From the Desk of Francis French: Finding Apollo

Apollo Pilot: The Memoir of Astronaut Donn Eisele (January 2017) is the newest book in the popular series, Outward Odyssey: A People’s History of Spaceflight. Francis French is the director of education at the San Diego Air and Space Museum and the coauthor of Into That Silent Sea: Trailblazers of the Space Era, 1961–1965 (Nebraska, 2007). Below French discusses finding Donn Eisele’s story. 

It almost sounds too good to be true: an unpublished memoir written by an astronaut who piloted the very first Apollo flight, sitting in a pile of papers in his widow’s closet. And yet that’s exactly what I came across when I was looking through the many boxes of space memorabilia and lifetime memories at the home of Susie Eisele Black, the widow of Apollo 7 astronaut Donn Eisele.

Donn Eisele had always been an enigma to me and many others interested in NASA’s Apollo space program. He passed away in the 1980s, too early for me to have the opportunity to meet him. From what I had read about him, he was considered lighthearted, easygoing, and often so innocuous that he faded into the background of some of humankind’s greatest moments of exploration. I knew this could not be the full story, however, as he had also been in the center of two tumultuous and controversial events.

Eisele-Apollo Pilot.indd

The first was the Apollo 7 flight, the crew of which—by some accounts—had had unprecedented disagreements with Mission Control. I had read of testy radio exchanges and vows by mission planners that none of the crew would ever fly in space again. None of them did. I had also read about how Donn Eisele had, without wishing it, become the test case for how much astronauts would be allowed to veer away from their media image as all-American space heroes who lived the ultimate in stereotypically wholesome lives. Divorce, in that climate, was unthinkable. And yet Donn chose to divorce and to try and remain an astronaut. This easygoing man chose to pit himself against the unwritten rules his bosses had made very plain to him.

Donn later remarried and retired from NASA but died suddenly of a heart attack in 1987 while on business in Tokyo. Years later I met Donn’s widow, Susie Eisele Black, who granted me access to Donn’s papers and notes. When I came across a stack of typewritten, translucent onionskin sheets in a closet, I found many of the answers to my questions. Written not long after he had left NASA, these words represented a man with a new mission—he wanted to tell his story and explain what had happened to him. He was unsparing in some of his criticisms of his managers. He also told, in beautiful detail, what it was like to journey into space on the first flight of the Apollo spacecraft, the vehicle that would take humans all the way to the moon on the very next mission.

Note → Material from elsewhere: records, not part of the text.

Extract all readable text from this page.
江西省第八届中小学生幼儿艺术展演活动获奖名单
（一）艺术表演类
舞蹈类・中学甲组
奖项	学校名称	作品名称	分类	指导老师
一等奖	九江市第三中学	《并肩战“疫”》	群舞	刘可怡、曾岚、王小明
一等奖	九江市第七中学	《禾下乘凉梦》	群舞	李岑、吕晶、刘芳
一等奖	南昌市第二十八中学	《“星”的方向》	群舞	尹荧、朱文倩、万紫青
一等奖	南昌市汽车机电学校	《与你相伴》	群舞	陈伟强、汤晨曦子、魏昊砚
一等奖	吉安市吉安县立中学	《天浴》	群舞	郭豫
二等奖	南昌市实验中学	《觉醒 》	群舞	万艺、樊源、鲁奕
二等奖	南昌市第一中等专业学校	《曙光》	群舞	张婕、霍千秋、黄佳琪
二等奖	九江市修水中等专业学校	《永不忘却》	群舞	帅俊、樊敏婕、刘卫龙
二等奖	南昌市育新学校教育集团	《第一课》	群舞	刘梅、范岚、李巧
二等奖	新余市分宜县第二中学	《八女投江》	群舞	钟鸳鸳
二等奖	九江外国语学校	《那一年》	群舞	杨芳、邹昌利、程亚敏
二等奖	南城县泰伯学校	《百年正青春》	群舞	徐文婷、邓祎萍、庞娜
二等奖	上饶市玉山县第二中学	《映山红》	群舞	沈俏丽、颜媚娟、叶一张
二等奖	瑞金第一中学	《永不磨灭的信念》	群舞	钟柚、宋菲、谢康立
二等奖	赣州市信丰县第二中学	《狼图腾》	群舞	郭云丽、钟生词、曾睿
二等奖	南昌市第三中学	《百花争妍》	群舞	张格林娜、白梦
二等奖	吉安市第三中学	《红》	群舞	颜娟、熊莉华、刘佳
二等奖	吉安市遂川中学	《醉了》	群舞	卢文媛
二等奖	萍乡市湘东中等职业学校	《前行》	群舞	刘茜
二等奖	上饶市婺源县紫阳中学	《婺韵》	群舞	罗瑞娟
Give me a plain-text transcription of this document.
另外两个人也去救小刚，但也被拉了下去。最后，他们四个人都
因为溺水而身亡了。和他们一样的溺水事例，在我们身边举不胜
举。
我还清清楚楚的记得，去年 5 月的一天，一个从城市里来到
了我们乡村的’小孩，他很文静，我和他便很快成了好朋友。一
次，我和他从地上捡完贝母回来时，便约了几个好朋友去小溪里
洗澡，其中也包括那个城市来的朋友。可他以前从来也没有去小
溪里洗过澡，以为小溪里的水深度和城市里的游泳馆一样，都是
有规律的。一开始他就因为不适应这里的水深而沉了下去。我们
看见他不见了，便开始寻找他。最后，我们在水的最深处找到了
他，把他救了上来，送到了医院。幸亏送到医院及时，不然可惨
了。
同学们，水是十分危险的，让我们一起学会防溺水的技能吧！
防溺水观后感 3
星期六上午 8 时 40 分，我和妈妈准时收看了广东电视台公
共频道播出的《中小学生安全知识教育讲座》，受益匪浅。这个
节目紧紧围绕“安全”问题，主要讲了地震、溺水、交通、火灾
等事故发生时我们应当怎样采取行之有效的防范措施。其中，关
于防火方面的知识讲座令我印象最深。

He was immensely proud of what he had accomplished. However, he did not live long enough to add more to his memoirs. With Susie’s permission, I began turning Donn’s writings into a manuscript.

Once I had carefully edited the numerous drafts into one, Susie Eisele Black read it and told me that it was as if her late husband was still alive, speaking directly to her. I hope this is a sensation every reader feels as they experience this long-overlooked memoir, vividly telling us all what it was like to journey into space aboard an Apollo, with all its glory and frustrations. Dry technical reports could never capture the feeling of being in the heart of the space program; for all of the program’s engineering triumphs, this is a very human story.

 

4 thoughts on “From the Desk of Francis French: Finding Apollo

  1. Donn Eisele was a member of the first Apollo crew until he was injured in a training accident. His was a heavy burden after the Apollo 1 crew died in a launch pad fire nearly 50 years ago. Eisele had a hard time reconciling what had happened to his Apollo colleagues: What was the rush? he rightly asked the Apollo managers who should have known better than to seal three men in a spacecraft pumped full of pure oxygen. This (auto)biography will help set the record straight. Donn Eisele and his family are indeed fortunate to have the distinguished space writer/editor/curator Francis French at last tell this good man’s story.